Our study has limitations. It rapidly became apparent during image review that the interpreting radiologists could routinely distinguish the 90-mAs scans from the 170-mAs scans. Therefore, blinding to the mAs value of each image was unsuccessful. However, this potential bias was unlikely to be important, as both the qualitative and quantitative results confirmed that any reduction in structural conspicuity was inconsequential and that the increase in image noise was mild to moderate. However, because we did not explicitly address image quality for specific pathologic processes, some small- or low-contrast lesions (eg, lacunar or subtle cortical infarcts or petechial or subtle subarachnoid hemorrhages) might not be as well seen with the reduced-mAs technique. Similarly, 90 mAs may not be appropriate for initial screening examinations in the emergency department. This topic would clearly benefit from further investigation; indeed, the potential effect of dose reduction on ultimate patient outcome is an important but difficult-to-study area for future research. The detection of low-contrast lesions may require minimized noise examinations, despite adequate conspicuity with reduced-mAs scanning (10). Another limitation of our study is its generalizability. Our patient cohort may not reflect the average group receiving head CT scans routinely; it was chosen on the basis of age criteria and the fact that they had previously diagnosed malignancies. Thus, this cohort were perceived as having a minimal potential long-term risk from the minimal (but nonzero) additional radiation exposure required by our study design.

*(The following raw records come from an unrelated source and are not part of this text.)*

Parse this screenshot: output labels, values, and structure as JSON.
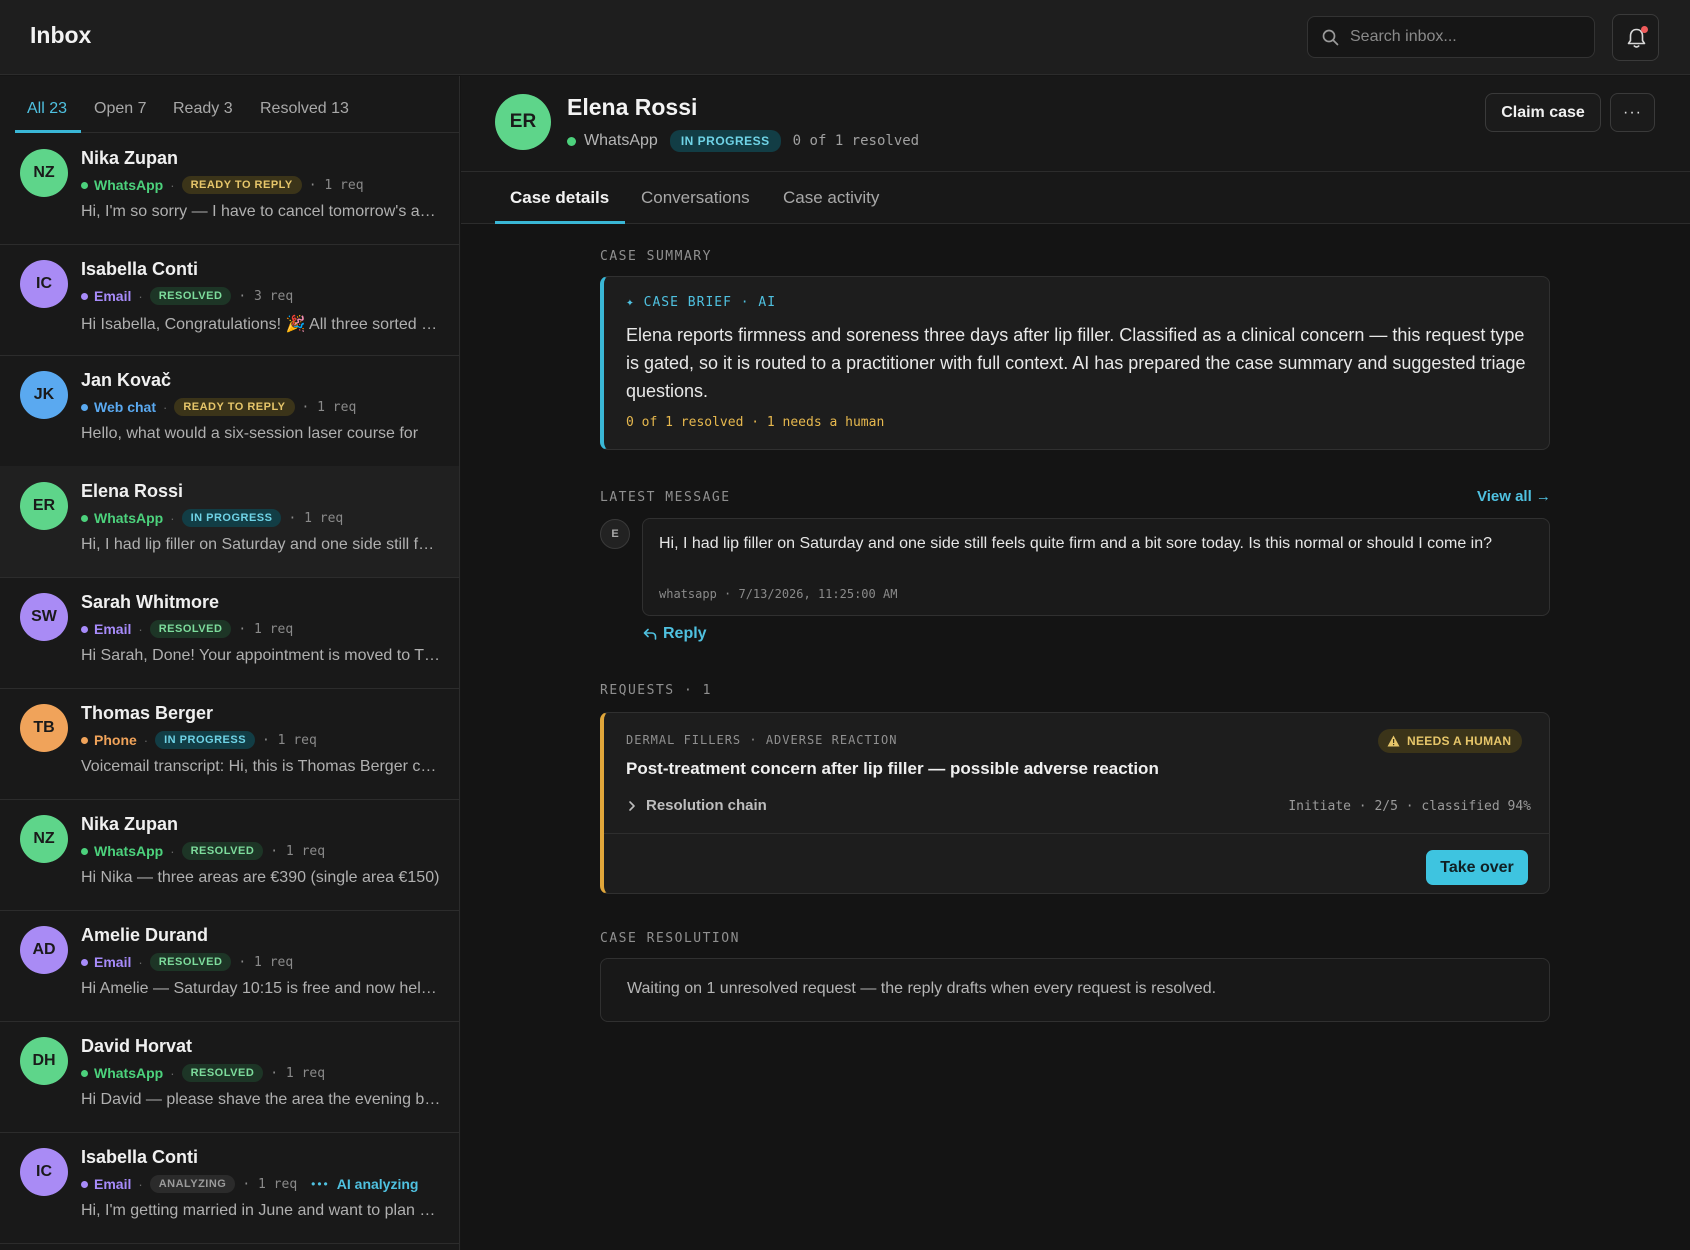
{
  "app": {
    "title": "Inbox"
  },
  "search": {
    "placeholder": "Search inbox..."
  },
  "filters": [
    {
      "label": "All",
      "count": "23"
    },
    {
      "label": "Open",
      "count": "7"
    },
    {
      "label": "Ready",
      "count": "3"
    },
    {
      "label": "Resolved",
      "count": "13"
    }
  ],
  "conversations": [
    {
      "initials": "NZ",
      "name": "Nika Zupan",
      "channel": "WhatsApp",
      "status": "READY TO REPLY",
      "reqs": "· 1 req",
      "preview": "Hi, I'm so sorry — I have to cancel tomorrow's appointment",
      "ai": ""
    },
    {
      "initials": "IC",
      "name": "Isabella Conti",
      "channel": "Email",
      "status": "RESOLVED",
      "reqs": "· 3 req",
      "preview": "Hi Isabella, Congratulations! 🎉 All three sorted for you",
      "ai": ""
    },
    {
      "initials": "JK",
      "name": "Jan Kovač",
      "channel": "Web chat",
      "status": "READY TO REPLY",
      "reqs": "· 1 req",
      "preview": "Hello, what would a six-session laser course for",
      "ai": ""
    },
    {
      "initials": "ER",
      "name": "Elena Rossi",
      "channel": "WhatsApp",
      "status": "IN PROGRESS",
      "reqs": "· 1 req",
      "preview": "Hi, I had lip filler on Saturday and one side still feels",
      "ai": ""
    },
    {
      "initials": "SW",
      "name": "Sarah Whitmore",
      "channel": "Email",
      "status": "RESOLVED",
      "reqs": "· 1 req",
      "preview": "Hi Sarah, Done! Your appointment is moved to Thursday",
      "ai": ""
    },
    {
      "initials": "TB",
      "name": "Thomas Berger",
      "channel": "Phone",
      "status": "IN PROGRESS",
      "reqs": "· 1 req",
      "preview": "Voicemail transcript: Hi, this is Thomas Berger calling",
      "ai": ""
    },
    {
      "initials": "NZ",
      "name": "Nika Zupan",
      "channel": "WhatsApp",
      "status": "RESOLVED",
      "reqs": "· 1 req",
      "preview": "Hi Nika — three areas are €390 (single area €150)",
      "ai": ""
    },
    {
      "initials": "AD",
      "name": "Amelie Durand",
      "channel": "Email",
      "status": "RESOLVED",
      "reqs": "· 1 req",
      "preview": "Hi Amelie — Saturday 10:15 is free and now held for you",
      "ai": ""
    },
    {
      "initials": "DH",
      "name": "David Horvat",
      "channel": "WhatsApp",
      "status": "RESOLVED",
      "reqs": "· 1 req",
      "preview": "Hi David — please shave the area the evening before",
      "ai": ""
    },
    {
      "initials": "IC",
      "name": "Isabella Conti",
      "channel": "Email",
      "status": "ANALYZING",
      "reqs": "· 1 req",
      "preview": "Hi, I'm getting married in June and want to plan ahead",
      "ai": "AI analyzing"
    }
  ],
  "case": {
    "initials": "ER",
    "name": "Elena Rossi",
    "channel": "WhatsApp",
    "status": "IN PROGRESS",
    "progress": "0 of 1 resolved",
    "claim_label": "Claim case",
    "more_label": "···"
  },
  "detail_tabs": [
    "Case details",
    "Conversations",
    "Case activity"
  ],
  "summary": {
    "section": "CASE SUMMARY",
    "label": "✦ CASE BRIEF · AI",
    "text": "Elena reports firmness and soreness three days after lip filler. Classified as a clinical concern — this request type is gated, so it is routed to a practitioner with full context. AI has prepared the case summary and suggested triage questions.",
    "footer": "0 of 1 resolved · 1 needs a human"
  },
  "latest": {
    "section": "LATEST MESSAGE",
    "view_all": "View all →",
    "avatar": "E",
    "text": "Hi, I had lip filler on Saturday and one side still feels quite firm and a bit sore today. Is this normal or should I come in?",
    "stamp": "whatsapp · 7/13/2026, 11:25:00 AM",
    "reply_label": "Reply"
  },
  "requests": {
    "section": "REQUESTS · 1",
    "category": "DERMAL FILLERS · ADVERSE REACTION",
    "badge": "NEEDS A HUMAN",
    "title": "Post-treatment concern after lip filler — possible adverse reaction",
    "chain_label": "Resolution chain",
    "status": "Initiate · 2/5 · classified 94%",
    "take_over": "Take over"
  },
  "resolution": {
    "section": "CASE RESOLUTION",
    "text": "Waiting on 1 unresolved request — the reply drafts when every request is resolved."
  },
  "colors": {
    "accent": "#3ab7d6",
    "whatsapp": "#4cd17c",
    "email": "#a78bfa",
    "webchat": "#5aa9f0",
    "phone": "#f0a35a",
    "warning": "#e0a63a"
  }
}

Future investigations may also include the evaluation of automatic, or smart, mAs systems, that vary the CT tube current on the basis of the patient’s body habitus, as defined by the scout image (16). Because applying adult scanning parameters to children is unnecessary, mAs might also be further reduced according to patient weight or age (17). In 2001, Brenner and colleagues (17) reported estimated lifetime cancer mortality risks of 0.18% for pediatric abdominal CT and 0.07% for pediatric head CT, both of which are approximately 10 times the risks in adults. Nickoloff and Alderson (8) suggested that this estimate should be increased by a factor of 2. Although these results are debatable, the motivation to limit diagnostic radiation exposure in adult and pediatric patients alike remains of paramount importance. In certain clinical circumstances and patient populations, a trade-off between reduced radiation dose and reduced image quality may be acceptable, without sacrificing diagnostic accuracy. Low-dose head CT may be appropriate when screening for all but the smallest lesions (eg, lacunar infarctions) is indicated or when routine follow-up of high-contrast findings (eg, gross hydrocephalus) is required. Hospitalized patients who require frequent serial scanning for neurologic or neurosurgical care may also benefit from low-dose scanning. Indeed, we have begun to use low-dose follow-up head CT in our NICU patients who are currently undergoing multiple weekly (or in some cases daily) examinations.
Conclusion
Although 90-mAs head CT images are moderately noisier than 170-mAs images, they may be of acceptable diagnostic quality for some routine clinical applications. Specifically, low-dose head CT scans might be especially well suited for use in younger patients or those in NICUs who undergo serial examinations over a short follow-up of known lesions, such as bleeds, hydrocephalus, or mass effect from strokes.